Following the eventual surrender of Ancona at the end of 1799 Fontanelli was repatriated to France, where in 1800 he was reassigned to command a light infantry battalion of the Legione Italica. At the head of this he followed Bonaparte in the crossing of the Alps and the Marengo Campaign.

===Napoleonic Wars===
In 1802 he served as an aide-de-camp to Napoleon. In 1804 he was named General de Brigade, Count of the Empire, and Commander of the Légion d'Honneur. On 1 August 1805 Fontanelli was appointed commander of the Corps of Gardes Velites in the Italian Royal Guard under Pino, holding this post until 1811. In 1805–1806 he commanded the Italian division in Italy.

Promoted General de Division in 1809, he took command of the 2nd, later 1st Italian Division in the Army of Italy under Eugène de Beauharnais. Initially serving in the Tyrol campaign in April, his corps returned to Italy to fight at the Battle of Piave on 8 May 1809. He also led his troops at the Battle of Tarvis on 17 May and Battle of Raab on 14 June. After the Battle of Wagram he was honoured as Count of the Empire, Grand Officer of the Legion d'Honneur and major general in 1810. Appointed aide-de-camp to the king and commander of the 1st Military Division at Milan, he was appointed Minister of the War and Navy of the Kingdom of Italy from 1811 to 1814.

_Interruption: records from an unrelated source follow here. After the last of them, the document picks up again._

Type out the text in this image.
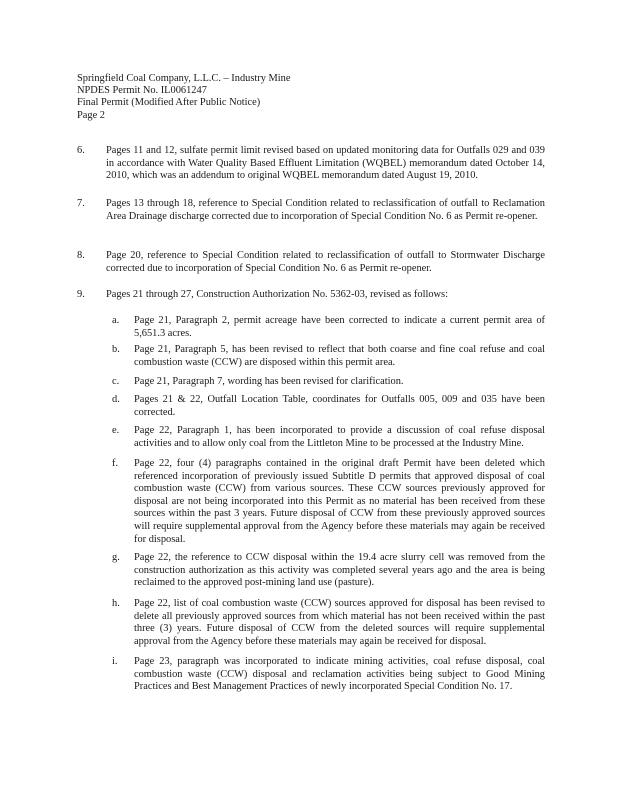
Springfield Coal Company, L.L.C. – Industry Mine
NPDES Permit No. IL0061247
Final Permit (Modified After Public Notice)
Page 2
6.	Pages 11 and 12, sulfate permit limit revised based on updated monitoring data for Outfalls 029 and 039 in accordance with Water Quality Based Effluent Limitation (WQBEL) memorandum dated October 14, 2010, which was an addendum to original WQBEL memorandum dated August 19, 2010.
7.	Pages 13 through 18, reference to Special Condition related to reclassification of outfall to Reclamation Area Drainage discharge corrected due to incorporation of Special Condition No. 6 as Permit re-opener.
8.	Page 20, reference to Special Condition related to reclassification of outfall to Stormwater Discharge corrected due to incorporation of Special Condition No. 6 as Permit re-opener.
9.	Pages 21 through 27, Construction Authorization No. 5362-03, revised as follows:
a.	Page 21, Paragraph 2, permit acreage have been corrected to indicate a current permit area of 5,651.3 acres.
b.	Page 21, Paragraph 5, has been revised to reflect that both coarse and fine coal refuse and coal combustion waste (CCW) are disposed within this permit area.
c.	Page 21, Paragraph 7, wording has been revised for clarification.
d.	Pages 21 & 22, Outfall Location Table, coordinates for Outfalls 005, 009 and 035 have been corrected.
e.	Page 22, Paragraph 1, has been incorporated to provide a discussion of coal refuse disposal activities and to allow only coal from the Littleton Mine to be processed at the Industry Mine.
f.	Page 22, four (4) paragraphs contained in the original draft Permit have been deleted which referenced incorporation of previously issued Subtitle D permits that approved disposal of coal combustion waste (CCW) from various sources. These CCW sources previously approved for disposal are not being incorporated into this Permit as no material has been received from these sources within the past 3 years. Future disposal of CCW from these previously approved sources will require supplemental approval from the Agency before these materials may again be received for disposal.
g.	Page 22, the reference to CCW disposal within the 19.4 acre slurry cell was removed from the construction authorization as this activity was completed several years ago and the area is being reclaimed to the approved post-mining land use (pasture).
h.	Page 22, list of coal combustion waste (CCW) sources approved for disposal has been revised to delete all previously approved sources from which material has not been received within the past three (3) years. Future disposal of CCW from the deleted sources will require supplemental approval from the Agency before these materials may again be received for disposal.
i.	Page 23, paragraph was incorporated to indicate mining activities, coal refuse disposal, coal combustion waste (CCW) disposal and reclamation activities being subject to Good Mining Practices and Best Management Practices of newly incorporated Special Condition No. 17.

From 1813 he was charged with the reorganization of the Italian troops into five divisions. In autumn 1813 he was given command of the 15th Division composed of four regiments and a divisional battery (brigades of Sant'Andrea and Moroni) of Italians in IV Corps under Henri Gatien Bertrand, replacing Luigi Gaspare Peyri, and saw action at the battles of Grossbeeren on 23 August, Dennewitz 6 September, Wartenburg on 3 October and Leipzig on 16–19 October. After Leipzig, Fontanelli's division successfully held Lindenau, allowing the remains of Napoleon's La Grande Armée to reach France.

===Late life===

After the Restoration he was given the rank of Austrian Feldmarschall-Leutnant, with which he retired to private life and died of bone cancer in autumn 1838 in Milan. The head of his funeral procession was led by the Austrian field marshal Joseph Radetzky von Radetz.